While pondering answers to those questions, a deeper question has surfaced. What does it mean to be an adult?

I’m 28, so legally yes, I am an adult. I’m a divorced mother, a fact that for many points to “life experience” evidence supporting a claim to adult status.  I have been paying my own bills since I was 17, and buying my own clothes since I was 14.  I've been a working member of American society for over 15 years. But, I still struggle at defining what it means to be an adult. These external facts show a sense of independence, sure. A sense of responsibility. But what else does it mean to be an adult?

Let’s get back to this myth.  Because although it isn't talked about much, I do think we are led to believe certain things about what being an adult is supposed to mean. It’s simple: by a certain time in life, you should find yourself in a place of relative stability and be able to sky rocket up, for the rest of your life, toward success and happiness! No holds barred. Or if you are held back, you bounce back with such speed and resilience that it doesn't phase your upward growth. And no one should know otherwise. I think we are encouraged to hide our struggles.

Because, struggling, doesn’t seem to be a part of the adult myth. At all.

I moved recently. Suddenly and without certainty that it was the best step forward. I was in a tough place and had to make a decision. So I jumped.

The transition has been hard. It’s tested me. In so many ways. For the last month, I’ve been looking for a job, my own place and a car.  Three things in American society that many might say you should have as an adult.

I’ve faltered. I’ve stumbled. Insecurities surfaced about being an adult and having it all together. Fears about whether or not I was following my purpose. If I could see it anymore. If I knew it at all in the first place. I’ve questioned everything.  

And in this questioning, I’ve realized something. That the questions aren’t coming from within me. They seem like they are. They feel like they are. But instead, I’m finding that they are coming from what I think society expects of me. As an adult.

So, here I am. Struggling. Learning. Growing. Questioning. And I’ve realized something. Something big. Something I’ve been trying to integrate into my understanding of myself, my understanding of society, since people started calling me an adult.

And it’s this: that struggling, that faltering needs to be a part of the adult reality. Because, we need to be shaken. So that we can resettle and build from a new perspective, from a new experience. That’s how you build strength. By testing your foundation and finding ways to grow.

And while we are shaking. While we are shifting, we need a society that looks upon that with compassion. That understands that. That see that as a part of healthy growth. Not just a few people. Not just your mom or your boyfriend. But our community. We need this not only because it sounds nice, but because it’s the best way to foster healthy personal growth.

And fostering healthy personal growth, fosters healthy communal growth.

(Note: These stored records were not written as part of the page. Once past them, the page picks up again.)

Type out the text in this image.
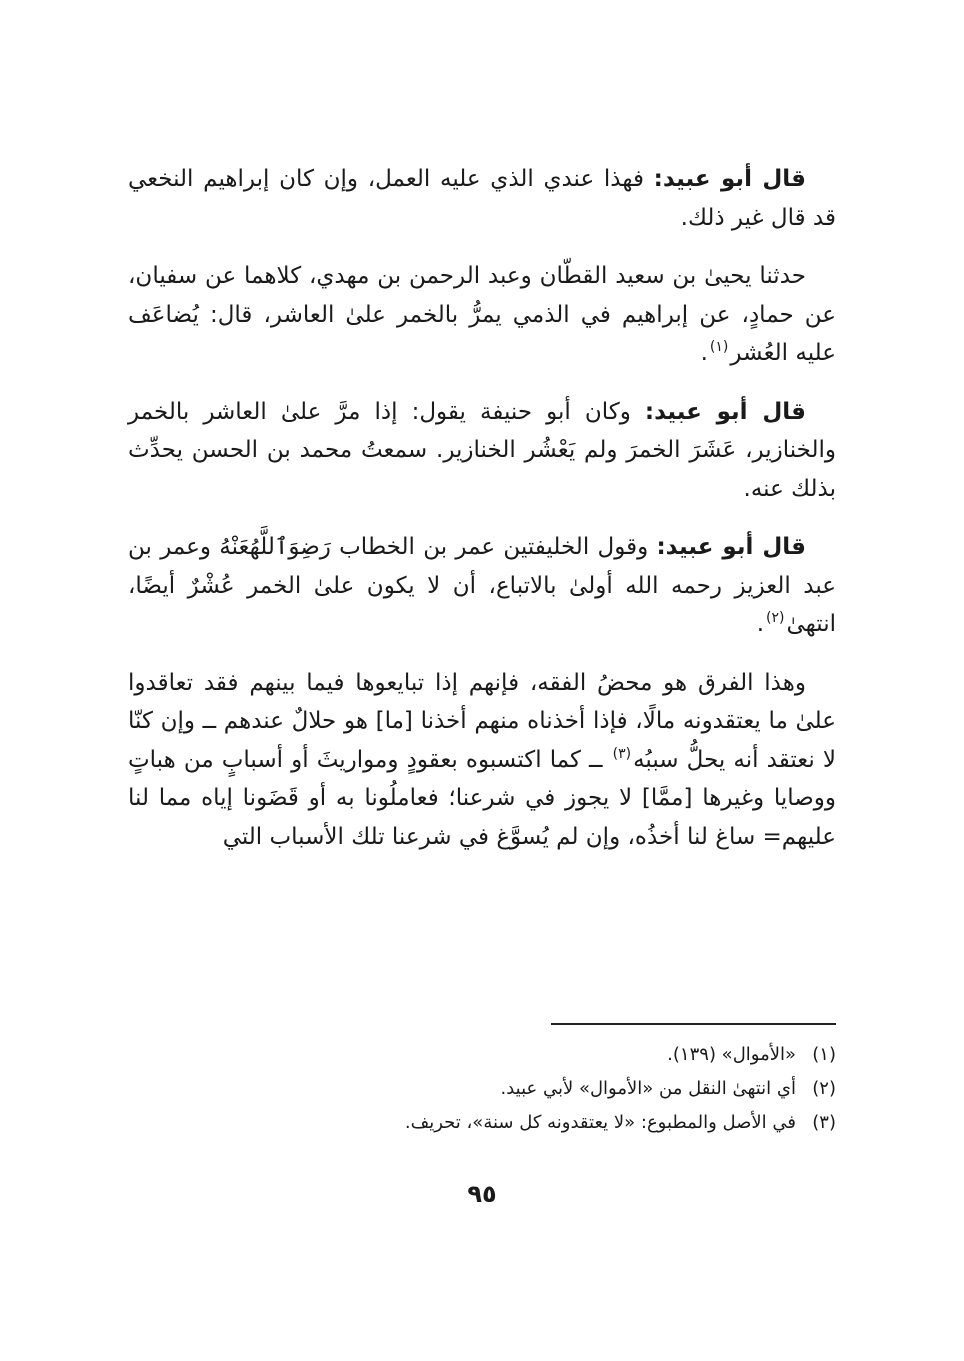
قال أبو عبيد: فهذا عندي الذي عليه العمل، وإن كان إبراهيم النخعي قد قال غير ذلك.

حدثنا يحيىٰ بن سعيد القطّان وعبد الرحمن بن مهدي، كلاهما عن سفيان، عن حمادٍ، عن إبراهيم في الذمي يمرُّ بالخمر علىٰ العاشر، قال: يُضاعَف عليه العُشر$^{(١)}$.

قال أبو عبيد: وكان أبو حنيفة يقول: إذا مرَّ علىٰ العاشر بالخمر والخنازير، عَشَرَ الخمرَ ولم يَعْشُر الخنازير. سمعتُ محمد بن الحسن يحدِّث بذلك عنه.

قال أبو عبيد: وقول الخليفتين عمر بن الخطاب رَضِوَٱللَّهُعَنْهُ وعمر بن عبد العزيز رحمه الله أولىٰ بالاتباع، أن لا يكون علىٰ الخمر عُشْرٌ أيضًا، انتهىٰ$^{(٢)}$.

وهذا الفرق هو محضُ الفقه، فإنهم إذا تبايعوها فيما بينهم فقد تعاقدوا علىٰ ما يعتقدونه مالًا، فإذا أخذناه منهم أخذنا [ما] هو حلالٌ عندهم ــ وإن كنّا لا نعتقد أنه يحلُّ سببُه$^{(٣)}$ ــ كما اكتسبوه بعقودٍ ومواريثَ أو أسبابٍ من هباتٍ ووصايا وغيرها [ممَّا] لا يجوز في شرعنا؛ فعاملُونا به أو قَضَونا إياه مما لنا عليهم= ساغ لنا أخذُه، وإن لم يُسوَّغ في شرعنا تلك الأسباب التي

(١)
«الأموال» (١٣٩).
(٢)
أي انتهىٰ النقل من «الأموال» لأبي عبيد.
(٣)
في الأصل والمطبوع: «لا يعتقدونه كل سنة»، تحريف.
٩٥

Living in an American society, I’m not often encouraged to see beyond myself. But, the fact of the matter is that we need each other to live. We do. I don’t make my clothes. I don’t often kill my food. I don’t build the electronics I use. I didn't create the space that shelters me. Human society has developed over thousands of years because we need to grow together to survive.

And I think we need to better prepare our children to not only understand struggle, and challenge, and hardship, but to appreciate it. And to do that, we need our society, our communities, to better prepare for, understand and appreciate struggle, challenge and hardship.

Let’s change the narrative. Let’s tell our kids that being an adult is a process. And throughout it you will likely struggle. Maybe in finding work. Or finding a home. In maintaining meaningful relationships. Or finding love. And that being an adult is something you reevaluate over and over again as you grow.

Because growth is not linear. Growth, organic sustainable growth, is full of twists and turns and back steps and questioning. Let’s support that. All of it. So that we can all grow tall and strong. Together.

Let’s spread the narrative that struggle and challenge is not only healthy, but supported. Not stigmatized or something to be embarrassed by. But something to be appreciated. Valued.


Let’s appreciate our journeys. Pushing forward toward growth, however that looks, whatever that means: for each of us.